Aural backdrops aside, the platforming and map structure that Afro plots his vengeance on are as sketchy as the art style. Sure, every angle and every possible screenshot is examined with a painterly eye for facade details—while exploration off the beaten path is shallowly rewarded with the occasional life-filling teddy bear (a curious trope made clearer through Afro’s relationship to little orphan Otsuru). And clean racing lines even exist between point A and point B on some maps, but things often go awry when verticality is called into play. Afro’s jumping, wall-running and pole-swinging are worth more than a few cusswords of your own. Certain stages, no matter how picturesque, are rendered tiresome due to overlap, backtracking, overuse, movement hitching on bothersome geometry, glitched breakaway platforms, wall-running when you want to leap upwards, leaping upwards when you want to wall-run, water sometimes killing you, water sometimes not killing you, and ledge-falling that’s arbitrarily deadly or not.

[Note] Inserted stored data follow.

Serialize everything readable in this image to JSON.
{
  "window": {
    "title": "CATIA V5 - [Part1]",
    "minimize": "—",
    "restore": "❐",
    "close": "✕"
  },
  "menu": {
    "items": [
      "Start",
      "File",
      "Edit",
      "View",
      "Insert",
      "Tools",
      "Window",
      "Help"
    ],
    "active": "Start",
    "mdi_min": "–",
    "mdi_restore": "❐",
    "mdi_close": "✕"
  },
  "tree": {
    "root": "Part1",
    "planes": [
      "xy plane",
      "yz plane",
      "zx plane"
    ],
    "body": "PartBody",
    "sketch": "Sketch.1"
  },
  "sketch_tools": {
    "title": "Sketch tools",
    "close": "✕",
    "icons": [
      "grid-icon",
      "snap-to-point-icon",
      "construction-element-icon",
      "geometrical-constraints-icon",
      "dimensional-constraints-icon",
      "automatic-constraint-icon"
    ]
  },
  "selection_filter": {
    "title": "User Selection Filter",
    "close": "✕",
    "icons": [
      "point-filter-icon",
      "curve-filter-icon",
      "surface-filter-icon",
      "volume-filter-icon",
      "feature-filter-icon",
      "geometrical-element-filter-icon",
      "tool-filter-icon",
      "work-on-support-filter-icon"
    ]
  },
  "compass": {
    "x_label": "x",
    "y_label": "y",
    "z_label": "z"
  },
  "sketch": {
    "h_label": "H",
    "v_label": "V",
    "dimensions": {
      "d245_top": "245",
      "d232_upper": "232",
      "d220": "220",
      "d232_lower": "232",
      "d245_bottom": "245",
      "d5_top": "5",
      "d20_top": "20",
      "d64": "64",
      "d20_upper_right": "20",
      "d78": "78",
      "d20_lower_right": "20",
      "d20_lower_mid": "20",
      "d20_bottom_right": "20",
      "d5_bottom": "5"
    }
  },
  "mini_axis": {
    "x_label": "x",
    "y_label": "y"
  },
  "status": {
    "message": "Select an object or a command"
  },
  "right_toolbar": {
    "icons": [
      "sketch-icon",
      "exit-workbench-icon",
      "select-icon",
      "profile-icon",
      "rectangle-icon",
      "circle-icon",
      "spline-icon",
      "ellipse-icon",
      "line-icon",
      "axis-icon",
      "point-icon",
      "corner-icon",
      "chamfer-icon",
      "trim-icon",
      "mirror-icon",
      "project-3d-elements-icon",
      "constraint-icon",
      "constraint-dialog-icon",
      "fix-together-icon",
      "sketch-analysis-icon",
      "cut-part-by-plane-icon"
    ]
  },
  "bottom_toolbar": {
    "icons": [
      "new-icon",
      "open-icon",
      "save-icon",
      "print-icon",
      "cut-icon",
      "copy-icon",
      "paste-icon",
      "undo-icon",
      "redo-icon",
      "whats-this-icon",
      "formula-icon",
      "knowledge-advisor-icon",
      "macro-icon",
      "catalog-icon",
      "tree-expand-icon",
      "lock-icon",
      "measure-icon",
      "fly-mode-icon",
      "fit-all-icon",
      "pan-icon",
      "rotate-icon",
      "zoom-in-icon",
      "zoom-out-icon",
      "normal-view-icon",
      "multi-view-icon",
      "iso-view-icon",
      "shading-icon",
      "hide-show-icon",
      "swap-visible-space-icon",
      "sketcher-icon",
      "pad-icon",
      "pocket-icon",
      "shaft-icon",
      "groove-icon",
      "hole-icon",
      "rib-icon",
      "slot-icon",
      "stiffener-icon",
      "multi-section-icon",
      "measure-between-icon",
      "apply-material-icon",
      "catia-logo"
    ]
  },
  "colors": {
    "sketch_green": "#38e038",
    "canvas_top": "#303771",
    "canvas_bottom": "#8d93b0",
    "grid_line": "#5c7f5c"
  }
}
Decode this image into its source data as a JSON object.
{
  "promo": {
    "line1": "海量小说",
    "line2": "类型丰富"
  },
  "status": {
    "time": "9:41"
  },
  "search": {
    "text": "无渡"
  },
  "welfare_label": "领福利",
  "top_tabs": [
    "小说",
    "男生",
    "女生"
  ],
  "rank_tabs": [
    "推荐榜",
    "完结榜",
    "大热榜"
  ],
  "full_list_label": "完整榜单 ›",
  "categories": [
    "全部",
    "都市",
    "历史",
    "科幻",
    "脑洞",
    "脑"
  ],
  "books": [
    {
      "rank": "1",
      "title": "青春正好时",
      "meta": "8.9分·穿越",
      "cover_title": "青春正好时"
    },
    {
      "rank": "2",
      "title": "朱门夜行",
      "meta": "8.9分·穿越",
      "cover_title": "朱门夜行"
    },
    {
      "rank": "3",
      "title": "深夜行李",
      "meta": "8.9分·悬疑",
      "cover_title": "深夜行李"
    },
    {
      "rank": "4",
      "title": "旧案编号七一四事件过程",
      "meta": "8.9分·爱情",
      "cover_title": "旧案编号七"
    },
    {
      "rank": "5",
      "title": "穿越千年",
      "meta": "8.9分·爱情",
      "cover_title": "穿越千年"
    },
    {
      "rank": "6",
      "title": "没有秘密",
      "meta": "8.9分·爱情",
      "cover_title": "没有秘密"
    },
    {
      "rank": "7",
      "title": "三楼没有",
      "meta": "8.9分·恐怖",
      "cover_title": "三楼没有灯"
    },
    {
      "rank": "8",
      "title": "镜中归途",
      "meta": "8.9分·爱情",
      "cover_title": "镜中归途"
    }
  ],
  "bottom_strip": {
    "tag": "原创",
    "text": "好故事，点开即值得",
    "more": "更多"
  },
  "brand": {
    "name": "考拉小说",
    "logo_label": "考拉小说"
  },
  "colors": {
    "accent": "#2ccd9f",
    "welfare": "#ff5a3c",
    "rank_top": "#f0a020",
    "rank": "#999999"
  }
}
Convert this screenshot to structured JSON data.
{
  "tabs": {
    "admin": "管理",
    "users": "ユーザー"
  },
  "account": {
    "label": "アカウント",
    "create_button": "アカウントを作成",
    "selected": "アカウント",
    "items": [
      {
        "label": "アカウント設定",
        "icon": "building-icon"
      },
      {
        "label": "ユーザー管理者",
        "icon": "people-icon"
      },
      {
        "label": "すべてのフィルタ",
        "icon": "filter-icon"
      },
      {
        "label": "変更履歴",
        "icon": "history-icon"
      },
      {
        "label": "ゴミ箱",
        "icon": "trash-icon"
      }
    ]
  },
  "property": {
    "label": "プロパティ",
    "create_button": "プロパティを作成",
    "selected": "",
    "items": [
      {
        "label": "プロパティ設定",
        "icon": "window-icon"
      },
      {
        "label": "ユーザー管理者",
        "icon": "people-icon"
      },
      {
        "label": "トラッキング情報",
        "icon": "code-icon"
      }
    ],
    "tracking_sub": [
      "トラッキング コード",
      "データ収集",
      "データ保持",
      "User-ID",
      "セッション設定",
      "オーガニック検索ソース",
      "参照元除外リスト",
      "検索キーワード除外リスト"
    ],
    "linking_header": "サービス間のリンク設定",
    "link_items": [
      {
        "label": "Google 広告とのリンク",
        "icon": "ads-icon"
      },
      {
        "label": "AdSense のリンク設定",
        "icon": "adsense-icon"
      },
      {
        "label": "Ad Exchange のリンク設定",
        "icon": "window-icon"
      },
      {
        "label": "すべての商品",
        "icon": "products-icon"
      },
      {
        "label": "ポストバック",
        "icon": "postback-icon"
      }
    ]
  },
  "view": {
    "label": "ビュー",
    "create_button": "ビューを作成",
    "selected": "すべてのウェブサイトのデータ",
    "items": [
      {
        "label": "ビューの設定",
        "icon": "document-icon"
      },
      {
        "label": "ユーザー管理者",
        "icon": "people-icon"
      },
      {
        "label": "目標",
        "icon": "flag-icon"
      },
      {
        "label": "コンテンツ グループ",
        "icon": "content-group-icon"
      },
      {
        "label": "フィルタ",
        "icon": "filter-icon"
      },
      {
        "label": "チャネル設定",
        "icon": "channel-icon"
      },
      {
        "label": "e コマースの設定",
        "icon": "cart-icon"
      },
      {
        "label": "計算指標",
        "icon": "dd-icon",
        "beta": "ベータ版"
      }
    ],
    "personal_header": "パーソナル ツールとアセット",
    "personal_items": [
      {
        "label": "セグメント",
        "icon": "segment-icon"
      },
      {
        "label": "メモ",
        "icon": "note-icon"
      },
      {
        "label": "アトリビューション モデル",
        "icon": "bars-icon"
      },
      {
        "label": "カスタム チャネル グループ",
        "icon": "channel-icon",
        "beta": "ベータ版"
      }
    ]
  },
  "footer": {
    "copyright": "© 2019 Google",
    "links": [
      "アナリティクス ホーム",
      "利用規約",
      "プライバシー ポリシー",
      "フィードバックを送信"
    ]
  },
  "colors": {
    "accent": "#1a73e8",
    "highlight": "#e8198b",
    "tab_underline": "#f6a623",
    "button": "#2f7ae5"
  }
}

The rules dubiously flip-flop from location to location.
With all that tripping up your progress from time to time, it’s easy to forget the purpose of such movements until Afro runs across a sometimes-hidden murder of crows that reminds him of his ultimate goal:
To ensure that “Justice” is served.
Justice is a snarling, cigar-smoking, six-gun toting, Wild West baddy with the Number One Headband tied around his ten-gallon hat. The Number One Headband escalates the wearer to that of godhood—though immortality is called into question by whoever dons the Number Two Headband. Ever since Justice orphaned Afro as a young boy by killing Afro’s Father, the impetus for revenge has hibernated in Afro. But that winter is over, and Afro is on the warpath.
Afro’s weapons and uniforms don’t change during the course of the game, but he’s instead rewarded with small trophies adorning his person: a cigarette added to the corner of his mouth, an afro pick tucked into his billowing hairdo, the Number Two Headband tossing with reckless abandon in the wind, all gained after certain chapters of events, though often those chapters conclude with subdued fanfare. And as you pick up those mementos marking the disjointed storyline’s progress, the blade-heavy combos begin to settle into your fingertips. The combat is fast, furious and formidable (the stats screen keeps track of gallons of blood spilled), and Afro is increasingly beset with enemies utilizing wolf-pack tactics. Don’t let the enemy see your back, or the HUD-less indicator that Afro is dying—a red tinge to his outfit—will begin to wash over him, and have blood swirling in his muffled ears. And while the opposite would be fruitless, the presence of too much story in too little time can sometimes have the same swirled, muffled effect on a player.
Afro Samurai might’ve been a rare instance where form could win out over function. But overused (if gorgeous) set pieces, deep (if piecemealed) storylines, and epically multi-stage (if angering) boss fights taint the beautiful blaxploitation brilliance. But the wholesale dismissal of Afro’s unique vision and execution would, nevertheless, be a regrettable mistake.